Sep 21, 2025
TIABC Voice of Tourism Newsletter – September 19, 2025
TIABC
Guest CEO Message
Why Tourism Belongs at the Centre of BC’s 2026 Budget
Dear Colleagues,
BC’s first-quarter fiscal update projects a record deficit and rising debt through 2028. While that’s cause for concern, it also represents an opportunity for government to deploy near term, high-yield investments in the tourism sector to generate export revenue, jobs, and tax receipts this fiscal year and next.
Our industry’s case is laid out in TIABC’s spring submission to the Premier’s Task Force on Trade & Economic Security, as well as our recent federal budget submission. With the right signals in Budget 2026, we can scale quickly.
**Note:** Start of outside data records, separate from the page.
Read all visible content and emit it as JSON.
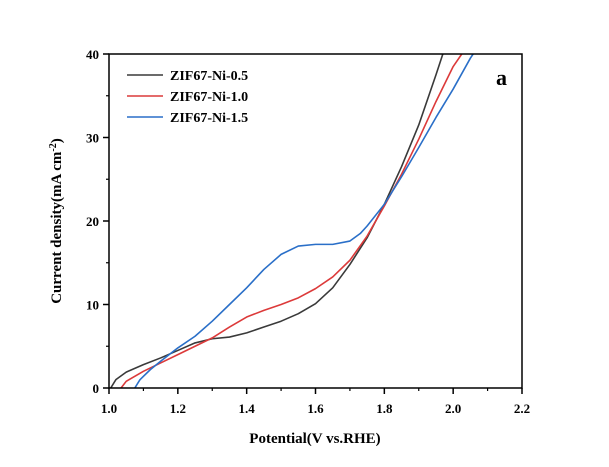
{
  "chart_data": {
    "type": "line",
    "title": "",
    "panel_label": "a",
    "xlabel": "Potential(V vs.RHE)",
    "ylabel_main": "Current density(mA cm",
    "ylabel_sup": "-2",
    "ylabel_close": ")",
    "xlim": [
      1.0,
      2.2
    ],
    "ylim": [
      0,
      40
    ],
    "x_ticks": [
      1.0,
      1.2,
      1.4,
      1.6,
      1.8,
      2.0,
      2.2
    ],
    "x_tick_labels": [
      "1.0",
      "1.2",
      "1.4",
      "1.6",
      "1.8",
      "2.0",
      "2.2"
    ],
    "y_ticks": [
      0,
      10,
      20,
      30,
      40
    ],
    "y_tick_labels": [
      "0",
      "10",
      "20",
      "30",
      "40"
    ],
    "grid": false,
    "legend_position": "top-left",
    "series": [
      {
        "name": "ZIF67-Ni-0.5",
        "color": "#3a3a3a",
        "points": [
          [
            1.005,
            0.0
          ],
          [
            1.02,
            1.0
          ],
          [
            1.05,
            1.9
          ],
          [
            1.1,
            2.8
          ],
          [
            1.15,
            3.6
          ],
          [
            1.2,
            4.5
          ],
          [
            1.25,
            5.4
          ],
          [
            1.3,
            5.9
          ],
          [
            1.35,
            6.1
          ],
          [
            1.4,
            6.6
          ],
          [
            1.45,
            7.3
          ],
          [
            1.5,
            8.0
          ],
          [
            1.55,
            8.9
          ],
          [
            1.6,
            10.1
          ],
          [
            1.65,
            12.0
          ],
          [
            1.7,
            14.8
          ],
          [
            1.75,
            18.0
          ],
          [
            1.8,
            22.0
          ],
          [
            1.85,
            26.5
          ],
          [
            1.9,
            31.5
          ],
          [
            1.95,
            37.5
          ],
          [
            1.97,
            40.0
          ]
        ]
      },
      {
        "name": "ZIF67-Ni-1.0",
        "color": "#dc3a3a",
        "points": [
          [
            1.035,
            0.0
          ],
          [
            1.05,
            0.8
          ],
          [
            1.1,
            2.0
          ],
          [
            1.15,
            3.0
          ],
          [
            1.2,
            4.0
          ],
          [
            1.25,
            5.0
          ],
          [
            1.3,
            6.0
          ],
          [
            1.35,
            7.3
          ],
          [
            1.4,
            8.5
          ],
          [
            1.45,
            9.3
          ],
          [
            1.5,
            10.0
          ],
          [
            1.55,
            10.8
          ],
          [
            1.6,
            11.9
          ],
          [
            1.65,
            13.3
          ],
          [
            1.7,
            15.3
          ],
          [
            1.75,
            18.2
          ],
          [
            1.8,
            21.8
          ],
          [
            1.85,
            25.6
          ],
          [
            1.9,
            29.8
          ],
          [
            1.95,
            34.3
          ],
          [
            2.0,
            38.5
          ],
          [
            2.025,
            40.0
          ]
        ]
      },
      {
        "name": "ZIF67-Ni-1.5",
        "color": "#2a6fc8",
        "points": [
          [
            1.075,
            0.0
          ],
          [
            1.09,
            1.0
          ],
          [
            1.12,
            2.2
          ],
          [
            1.15,
            3.2
          ],
          [
            1.2,
            4.8
          ],
          [
            1.25,
            6.2
          ],
          [
            1.3,
            8.0
          ],
          [
            1.35,
            10.0
          ],
          [
            1.4,
            12.0
          ],
          [
            1.45,
            14.2
          ],
          [
            1.5,
            16.0
          ],
          [
            1.55,
            17.0
          ],
          [
            1.6,
            17.2
          ],
          [
            1.65,
            17.2
          ],
          [
            1.7,
            17.6
          ],
          [
            1.73,
            18.5
          ],
          [
            1.75,
            19.4
          ],
          [
            1.8,
            22.0
          ],
          [
            1.85,
            25.3
          ],
          [
            1.9,
            28.8
          ],
          [
            1.95,
            32.4
          ],
          [
            2.0,
            35.8
          ],
          [
            2.05,
            39.5
          ],
          [
            2.058,
            40.0
          ]
        ]
      }
    ]
  }
}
Recently, there have been more calls for funding for parks, trails, access roads, and community-led recreation. While essential, any government investments in these areas must be matched by revenue-generating, market-ready investments that convert access into visitor spending, room-nights, and MRDT growth.
There are many examples of commercial outcomes with export dollars arriving in small towns and staying local as wages, leases, taxes, and supplier purchases.
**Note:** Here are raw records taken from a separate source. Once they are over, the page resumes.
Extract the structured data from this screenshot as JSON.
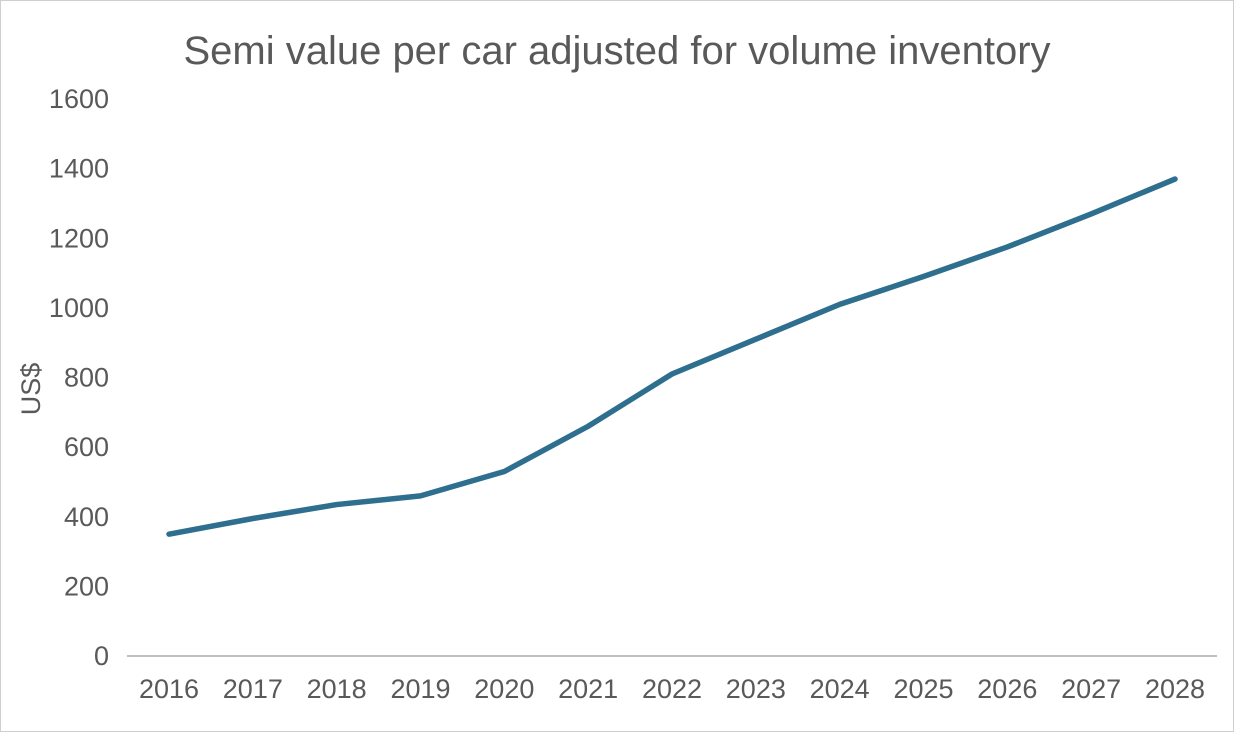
{
  "chart": {
    "title": "Semi value per car adjusted for volume inventory",
    "ylabel": "US$"
  },
  "chart_data": {
    "type": "line",
    "title": "Semi value per car adjusted for volume inventory",
    "xlabel": "",
    "ylabel": "US$",
    "categories": [
      "2016",
      "2017",
      "2018",
      "2019",
      "2020",
      "2021",
      "2022",
      "2023",
      "2024",
      "2025",
      "2026",
      "2027",
      "2028"
    ],
    "values": [
      350,
      395,
      435,
      460,
      530,
      660,
      810,
      910,
      1010,
      1090,
      1175,
      1270,
      1370
    ],
    "ylim": [
      0,
      1600
    ],
    "y_ticks": [
      0,
      200,
      400,
      600,
      800,
      1000,
      1200,
      1400,
      1600
    ],
    "grid": false,
    "legend": false,
    "line_color": "#2e6e8e",
    "axis_color": "#bfbfbf",
    "text_color": "#595959"
  }
}
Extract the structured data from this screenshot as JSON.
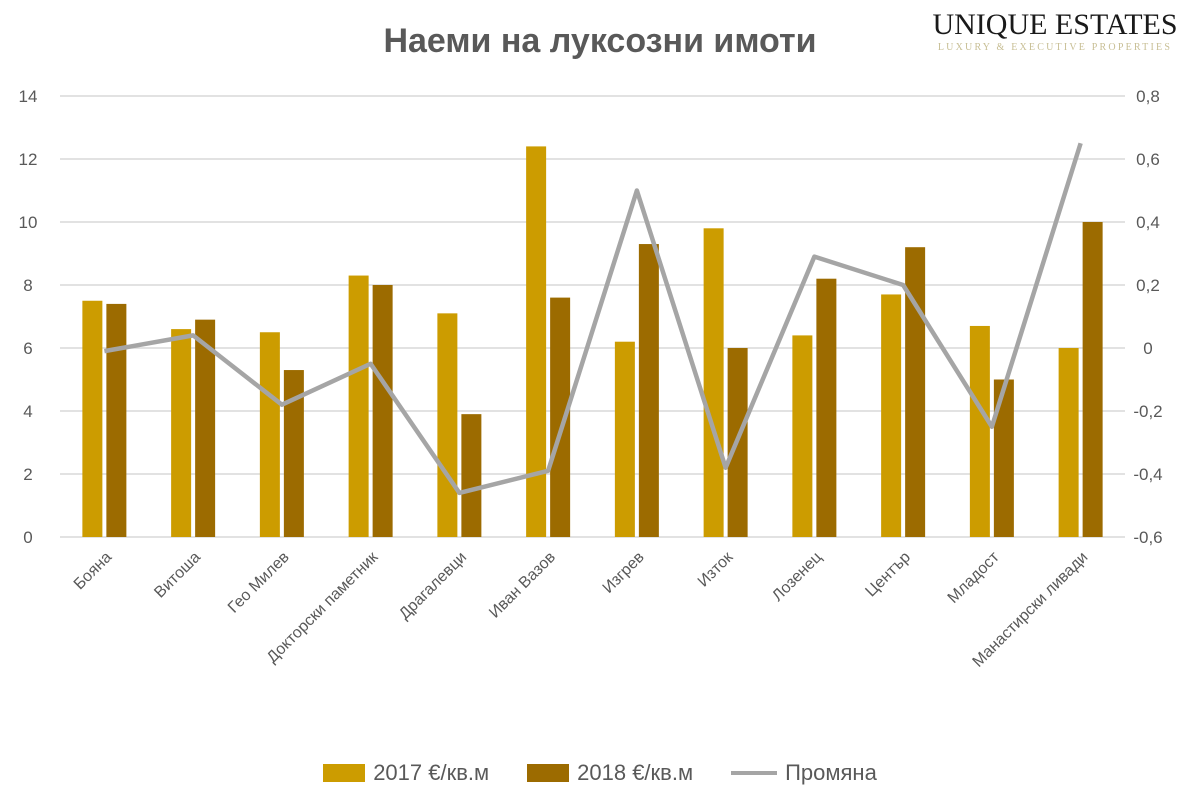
{
  "logo": {
    "line1": "UNIQUE ESTATES",
    "line2": "LUXURY & EXECUTIVE PROPERTIES"
  },
  "chart_data": {
    "type": "bar",
    "title": "Наеми на луксозни имоти",
    "categories": [
      "Бояна",
      "Витоша",
      "Гео Милев",
      "Докторски паметник",
      "Драгалевци",
      "Иван Вазов",
      "Изгрев",
      "Изток",
      "Лозенец",
      "Център",
      "Младост",
      "Манастирски ливади"
    ],
    "series": [
      {
        "name": "2017 €/кв.м",
        "type": "bar",
        "axis": "left",
        "color": "#cc9c00",
        "values": [
          7.5,
          6.6,
          6.5,
          8.3,
          7.1,
          12.4,
          6.2,
          9.8,
          6.4,
          7.7,
          6.7,
          6.0
        ]
      },
      {
        "name": "2018 €/кв.м",
        "type": "bar",
        "axis": "left",
        "color": "#9c6b00",
        "values": [
          7.4,
          6.9,
          5.3,
          8.0,
          3.9,
          7.6,
          9.3,
          6.0,
          8.2,
          9.2,
          5.0,
          10.0
        ]
      },
      {
        "name": "Промяна",
        "type": "line",
        "axis": "right",
        "color": "#a5a5a5",
        "values": [
          -0.01,
          0.04,
          -0.18,
          -0.05,
          -0.46,
          -0.39,
          0.5,
          -0.38,
          0.29,
          0.2,
          -0.25,
          0.65
        ]
      }
    ],
    "ylim": [
      0,
      14
    ],
    "yticks": [
      "0",
      "2",
      "4",
      "6",
      "8",
      "10",
      "12",
      "14"
    ],
    "y2lim": [
      -0.6,
      0.8
    ],
    "y2ticks": [
      "-0,6",
      "-0,4",
      "-0,2",
      "0",
      "0,2",
      "0,4",
      "0,6",
      "0,8"
    ],
    "grid": true,
    "legend": "bottom"
  }
}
Focused trail investment and destination development efforts over recent decades in the Sea-to-Sky corridor helped transition Squamish from a mill town to an outdoor capital. In 2023 alone, mountain bike visitor spending injected $26M into Squamish’s economy during a six-month window according to research from Squamish’s Off-road Cycling Association. Total MTB impacts were even larger across the region and province, representing significant taxable commerce supporting guides, retailers, restaurants, lodging, and events.
Campbell River, a long-term forestry and fishing hub, is embracing a visitor economy anchored in sport fishing, wildlife viewing, small-ship touring and Indigenous-led experiences. Reports indicate sustained positive trajectory with rising Municipal and Regional District Tax (MRDT) revenues and hotel occupancy peaking close to 90%…all signs of healthy, monetized demand when access and products align.
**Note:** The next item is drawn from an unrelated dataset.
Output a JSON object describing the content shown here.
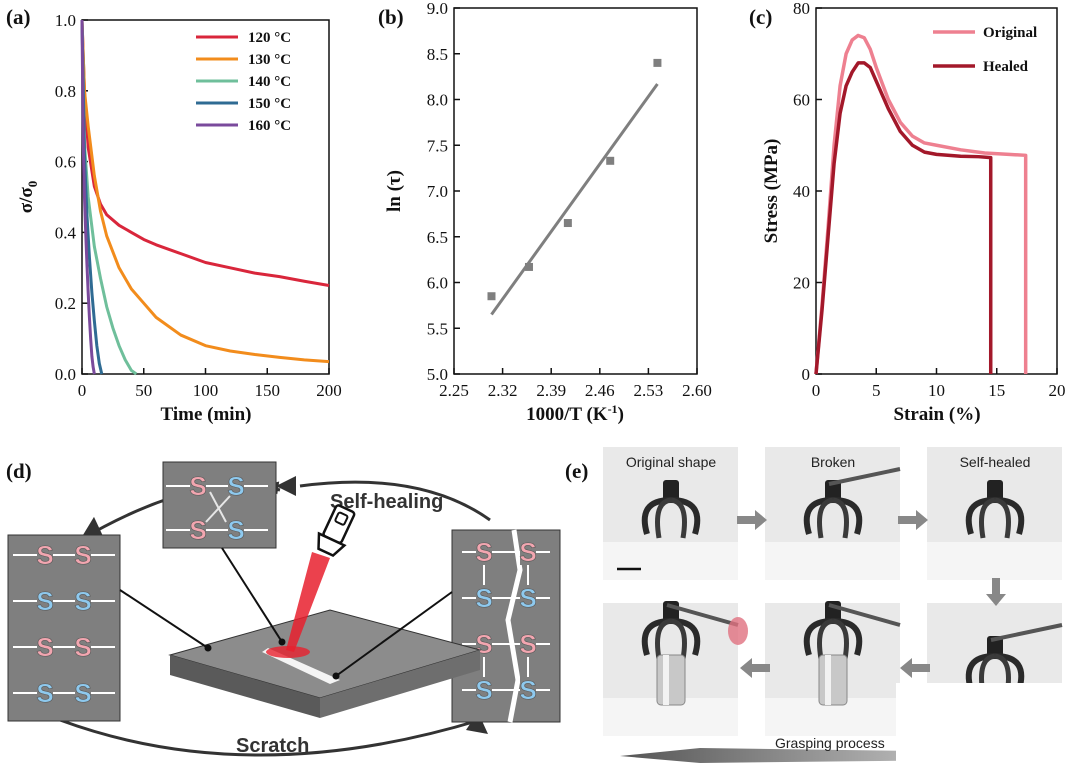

Homalco Wildlife & Cultural Tours, an Indigenous social enterprise directs tens of thousands of dollars annually from tour fees to salmon conservation at the Homalco Taggares Hatchery, illustrating regenerative tourism that funds the very assets visitors come to experience.
Despite a loss of revenues from mill closures in Valemount and the Robson Valley, strategic snowmobile and trail investments yield approximately $6-7M per year in visitor spending, supporting many businesses and shoulder-season jobs.
Crucial actions for boosting tourism, enhancing infrastructure, increasing workforce stability, and ensuring climate and emergency readiness include:
- Invest in Destination BC’s core budget to boost marketing efforts and stay competitive in the international marketplace. Pair this with secure, longer term event funding to fill compression windows in destinations across BC.
- Co-fund shovel-ready destination development initiatives such as trailheads, way-finding, rest stops, boat launches, port upgrades, and priority roadway fixes enhancing resident and guest experiences.
- Streamline land tenure applications and permitting to secure future certainty for operators.
- Create a dedicated PNP tourism stream and targeted housing supports for seasonal staff to help businesses fill workforce shortages and stabilize service levels.
- Boost funding for destination emergency management and the Tourism Climate Resiliency Initiative, ensuring operators can continue through disruptions while protecting tax revenues when the province needs them most.
I lived the transition in Squamish from pulp-mill identity to an outdoor recreation and clean-tech hub, made possible by intentional investments and conservation of Howe Sound. The same playbook is working in Campbell River, Valemount, Houston, and beyond. When BC aligns access, product, and marketing with regulatory clarity, communities don’t just host visitors, they thrive.
Tourism is crucial because visitor dollars quickly cycle through the many connected sectors like accommodation, guiding, restaurant, retail, and transportation, generating significant tax income. Additionally, tourism exports are resilient to trade frictions and AI-automation risks, providing stability to communities. Indigenous-owned experiences, such as Homalco’s model, keep benefits local and fund habitat restoration, sustaining the natural assets and wildlife that coastal economies depend on.
By the end of 2026, success will be evident through MRDT growth across funded communities, higher shoulder-season occupancy and average daily rate, more jobs, and increased Indigenous tourism revenues.
If BC’s budget sidelines commercially-minded tourism investment, then short-term, tariff-free revenue is left on the table at the exact moment the province needs it. Let’s choose proven, near-term multipliers and keep building a visitor economy that pays today’s bills and sustains tomorrow’s destinations.